The _Precision_ of alignments is calculated as the _Levenshtein Similarity_ between a partial transcript and its aligned text. _Recall_ is measured as how much of the full transcript is covered by the aligned texts. Because alignments should neither start nor end within words, the start and/or end index of an alignment is moved so it falls on a beginning or end of a word (whichever is closer). If the start/end index of an alignment happens to fall within a sequence of whitespace characters (space, newline, ...) it is moved to the right (start index) resp. to the left (end index) until a non-whitespace character is encountered. This prevents aligned texts containing spaces or line breaks at the start and beginning.

### Handling boundaries

With given boundaries the start of each partial transcript will be aligned in the full transcript. Aligning the end of each transcript (method 1) is optional. Doing so will lead to more accurate alignemnts (higher Precision) because each aligned text will have been aligned exactly with the characters of the corresponding partial transcript. On the other hand, aligning both start and end of each partial transcript will possibly lead to unaligned characters in the transcript (lower Recall). Consider the following example:

```
Full transcript    : I see, I see, said the blind man to his deaf daughter.
   alignments      : xxxxx---------xxxxxxxxxxxxxx-----xxxxxxxxxxxxxxxxxxxx-
Partial transcripts: i see         sed da blnd        dois death dooter
   Precision          1.0              0.57                 0.55

xxx = aligned parts
--- = unaligned parts

av. Precision: 0.71
av. Recall: 0.65
```

When not aligning the ends of the alignments (method 2) will simply move the end of each alignment to where the next alignment starts. This will prevent having unaligned text in the transcript (high Recall), although the alignments may contain text that is not spoken or would actually belong to the next alignment. Note that unaligned text is still possible at the very start or end of the full transcript.
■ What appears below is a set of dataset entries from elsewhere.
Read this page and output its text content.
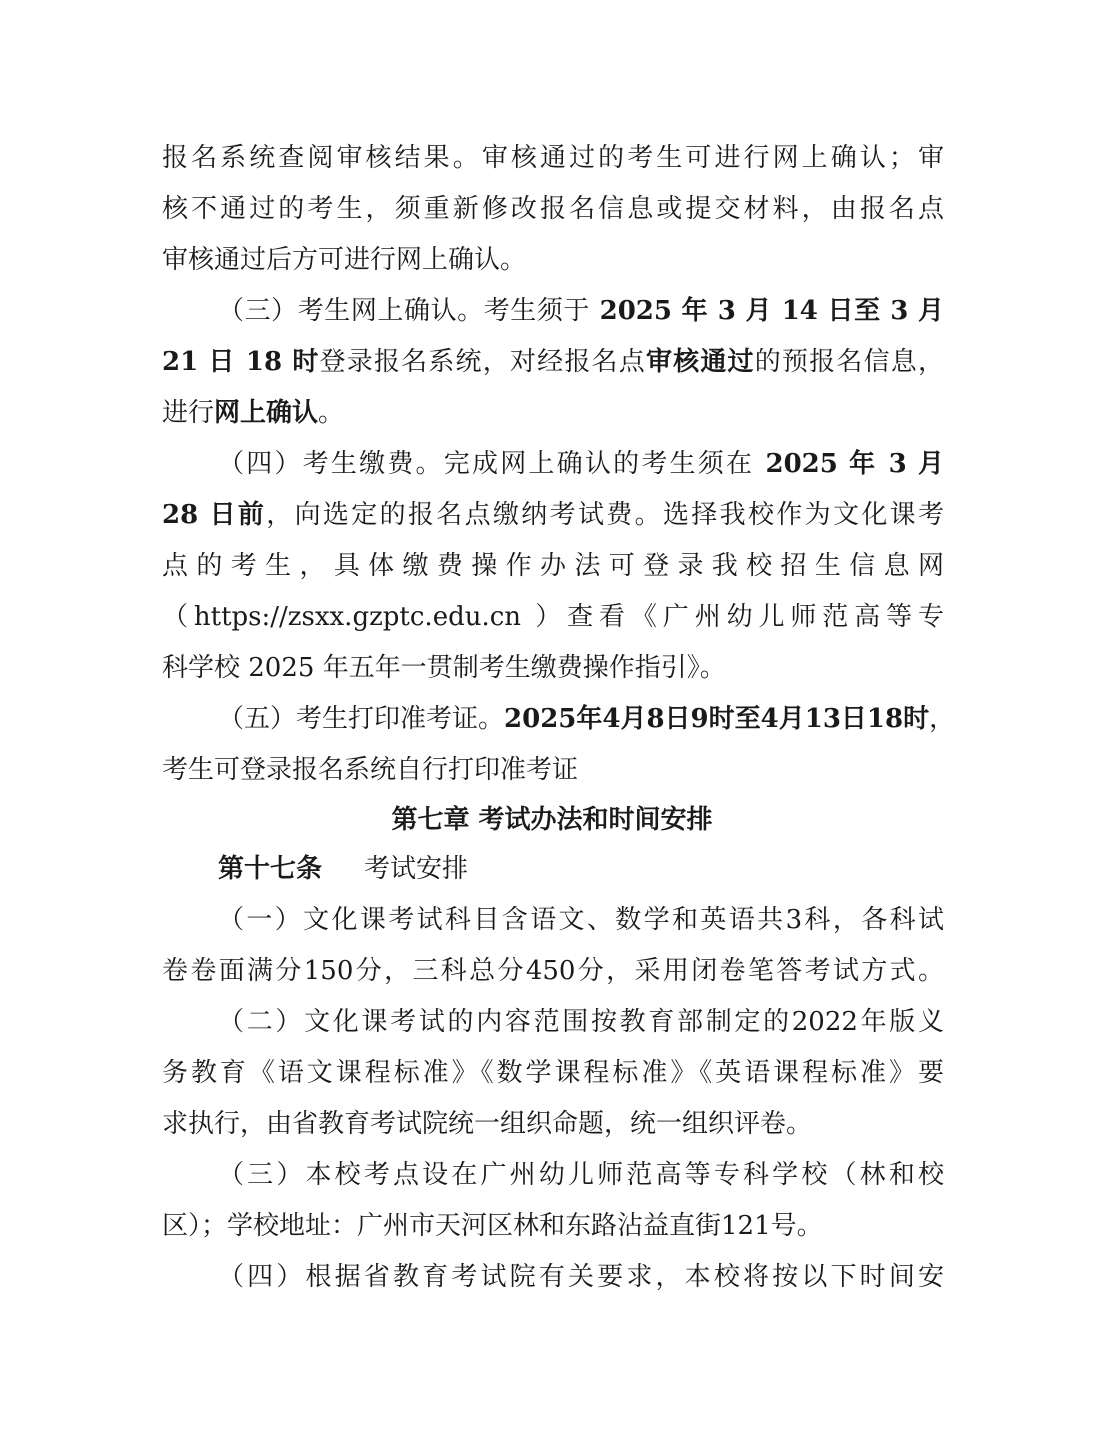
报名系统查阅审核结果。审核通过的考生可进行网上确认；审
核不通过的考生，须重新修改报名信息或提交材料，由报名点
审核通过后方可进行网上确认。
（三）考生网上确认。考生须于 2025 年 3 月 14 日至 3 月
21 日 18 时登录报名系统，对经报名点审核通过的预报名信息，
进行网上确认。
（四）考生缴费。完成网上确认的考生须在 2025 年 3 月
28 日前，向选定的报名点缴纳考试费。选择我校作为文化课考
点的考生，具体缴费操作办法可登录我校招生信息网
（https://zsxx.gzptc.edu.cn ）查看《广州幼儿师范高等专
科学校 2025 年五年一贯制考生缴费操作指引》。
（五）考生打印准考证。2025年4月8日9时至4月13日18时，
考生可登录报名系统自行打印准考证
第七章 考试办法和时间安排
第十七条 考试安排
（一）文化课考试科目含语文、数学和英语共3科，各科试
卷卷面满分150分，三科总分450分，采用闭卷笔答考试方式。
（二）文化课考试的内容范围按教育部制定的2022年版义
务教育《语文课程标准》《数学课程标准》《英语课程标准》要
求执行，由省教育考试院统一组织命题，统一组织评卷。
（三）本校考点设在广州幼儿师范高等专科学校（林和校
区）；学校地址：广州市天河区林和东路沾益直街121号。
（四）根据省教育考试院有关要求，本校将按以下时间安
Consider the same example as above, but this time not aligning the endings:

```
Full transcript    : I see, I see, said the blind man to his deaf daughter.
   alignments      : xxxxxxxxxxxxxxxxxxxxxxxxxxxxxxxxxxxxxxxxxxxxxxxxxxxxxx
Partial transcripts: i see         sed  da  blnd      dois death dooter
   Precision             0.36          0.37                 0.52

xxx = aligned parts
--- = unaligned parts

av. Precision: 0.42
av. Recall: 1.00
```

Above procedures show the trade-off which usually happens when dealing with Precision and Recall: You can't have high values for both. Because a lower Recall is not necessarily bad (there may be annotations, footnotes, etc., which are not read), the default alignment method is to align both start and end of each partial transcript.